Figure 17. Effetcs of carotid sinus massage on the pulsed Doppler mitral valve flow profile and mitral annulus tissue Doppler profile
Figure 17

Figure 17. Carotid sinus massage. A heart rate >90 bpm (upper panels) can cause a “fusion” of the early and late diastolic transmitral peak E and A waves or of the mitral annulus tissue Doppler e’ and a’ peak waves, which may be impossible to analyse. A carotid sinus massage (lower panels) produces a negative chronotropic effect at the cardiac level, and a vasodepressive effect at the level of systemic arterial resistances. The former prolongs the diastolic filling time and separates the partial or completely fused waves.

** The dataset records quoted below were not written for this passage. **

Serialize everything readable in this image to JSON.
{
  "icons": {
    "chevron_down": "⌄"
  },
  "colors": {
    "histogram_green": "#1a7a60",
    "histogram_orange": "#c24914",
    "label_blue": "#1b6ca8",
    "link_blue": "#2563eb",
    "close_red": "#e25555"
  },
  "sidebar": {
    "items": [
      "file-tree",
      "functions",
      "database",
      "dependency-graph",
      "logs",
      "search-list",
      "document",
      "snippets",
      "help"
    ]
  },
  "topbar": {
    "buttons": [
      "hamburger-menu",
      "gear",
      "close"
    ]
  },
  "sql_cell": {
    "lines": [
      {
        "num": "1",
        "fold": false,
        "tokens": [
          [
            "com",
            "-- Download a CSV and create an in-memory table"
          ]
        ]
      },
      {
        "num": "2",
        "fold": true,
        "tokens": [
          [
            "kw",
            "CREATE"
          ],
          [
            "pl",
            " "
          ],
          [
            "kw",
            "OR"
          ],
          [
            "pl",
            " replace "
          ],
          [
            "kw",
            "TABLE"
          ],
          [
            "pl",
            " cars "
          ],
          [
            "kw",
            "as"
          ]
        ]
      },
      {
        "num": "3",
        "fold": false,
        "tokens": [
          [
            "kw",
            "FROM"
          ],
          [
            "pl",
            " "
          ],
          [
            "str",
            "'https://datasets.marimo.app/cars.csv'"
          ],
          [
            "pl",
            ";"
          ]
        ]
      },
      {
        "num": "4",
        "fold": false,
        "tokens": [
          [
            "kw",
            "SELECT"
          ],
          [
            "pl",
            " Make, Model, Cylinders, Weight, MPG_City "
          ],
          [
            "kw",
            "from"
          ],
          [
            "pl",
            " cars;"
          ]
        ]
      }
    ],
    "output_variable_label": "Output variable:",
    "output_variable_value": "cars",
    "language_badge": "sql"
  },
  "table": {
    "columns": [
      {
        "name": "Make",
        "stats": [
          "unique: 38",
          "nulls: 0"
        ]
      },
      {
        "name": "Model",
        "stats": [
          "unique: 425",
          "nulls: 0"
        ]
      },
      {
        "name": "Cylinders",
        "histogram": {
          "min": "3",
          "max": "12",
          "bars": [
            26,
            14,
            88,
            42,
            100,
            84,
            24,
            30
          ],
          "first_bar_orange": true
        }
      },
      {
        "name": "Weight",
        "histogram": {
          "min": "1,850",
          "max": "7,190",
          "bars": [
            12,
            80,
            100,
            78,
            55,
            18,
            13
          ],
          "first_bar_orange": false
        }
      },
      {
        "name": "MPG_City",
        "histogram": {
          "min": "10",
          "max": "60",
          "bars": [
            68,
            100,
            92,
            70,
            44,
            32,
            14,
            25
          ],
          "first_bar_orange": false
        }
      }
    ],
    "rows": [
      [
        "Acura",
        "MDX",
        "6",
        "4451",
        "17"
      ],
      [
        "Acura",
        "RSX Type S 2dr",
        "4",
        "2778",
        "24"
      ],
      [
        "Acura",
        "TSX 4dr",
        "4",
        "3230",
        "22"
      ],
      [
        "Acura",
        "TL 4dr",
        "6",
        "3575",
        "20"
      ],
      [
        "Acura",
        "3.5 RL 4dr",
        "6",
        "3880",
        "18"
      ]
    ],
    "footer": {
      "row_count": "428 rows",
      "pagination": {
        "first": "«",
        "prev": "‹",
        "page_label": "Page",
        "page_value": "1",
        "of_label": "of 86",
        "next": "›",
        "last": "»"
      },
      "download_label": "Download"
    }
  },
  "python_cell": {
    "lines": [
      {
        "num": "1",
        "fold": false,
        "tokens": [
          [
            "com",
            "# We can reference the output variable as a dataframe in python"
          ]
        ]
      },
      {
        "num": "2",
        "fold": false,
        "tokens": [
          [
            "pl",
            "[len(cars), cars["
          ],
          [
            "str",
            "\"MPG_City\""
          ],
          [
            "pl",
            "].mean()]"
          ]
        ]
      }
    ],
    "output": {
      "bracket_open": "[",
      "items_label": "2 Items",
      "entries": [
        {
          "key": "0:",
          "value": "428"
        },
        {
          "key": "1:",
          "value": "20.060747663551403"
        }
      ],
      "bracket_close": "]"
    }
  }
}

Figure 18. Valsalva maneuver. The Valsalva maneuver produces in the early phase II an increase in intrathoracic pressure such as to significantly reduce systemic venous return and LV preload. However, the reduction in venous return can vary greatly from patient to patient. In the phase II of the maneuver, when stable and of such duration as to allow echocardiographic evaluations, the reduction in venous return produces a drop in cardiac output and reflex tachycardia. At the end of the maneuver, in the “rebound” phases III-IV, the normal negative intrathoracic pressure is restored with rapid filling of the pulmonary vascular bed (phase III), hypertension and reflex bradycardia (phase IV) secondary to the re-establishment of venous return and cardiac output, in the presence of continued sympathetic stimulation and arterial vasoconstriction. The response of the transmitral flow profile to this preload manipulation is useful for the estimation of LV FP: if the latter are normal, a proportional reduction in mitral E and A waves is observed; if the LV FP are high, there is a prevalent reduction of the E wave and associated reduction ≥0.5 in the E/A ratio (Figure 19). This index has a high specificity for detecting increased LV FP.

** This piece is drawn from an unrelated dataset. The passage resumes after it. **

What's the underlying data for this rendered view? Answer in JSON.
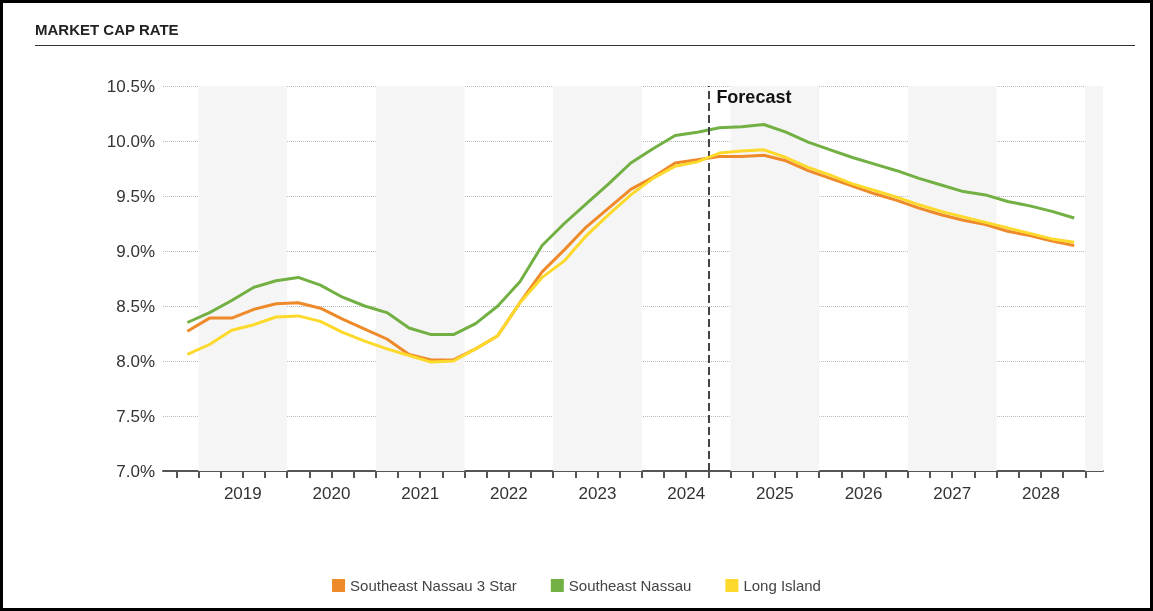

Figure 19. Effects of preload reduction (example: Valsalva maneuver) and ischemis on the pulsed Doppler mitral valve and pulmonary venous flow profiles.
Figure 19

Diastolic stress test. Many patients with LV DD have symptoms, especially during exertion, due to the increase in the LV FP necessary to maintain an adequate LV preload for stroke volume. Therefore, it is useful to evaluate LV filling also during exercise (on the semi-supine cycloergometer). The measured parameters are: E/e ‘, isovolumic relaxation time and pulmonary systolic pressure (estimated by continuous Doppler examination of tricuspid regurgitation).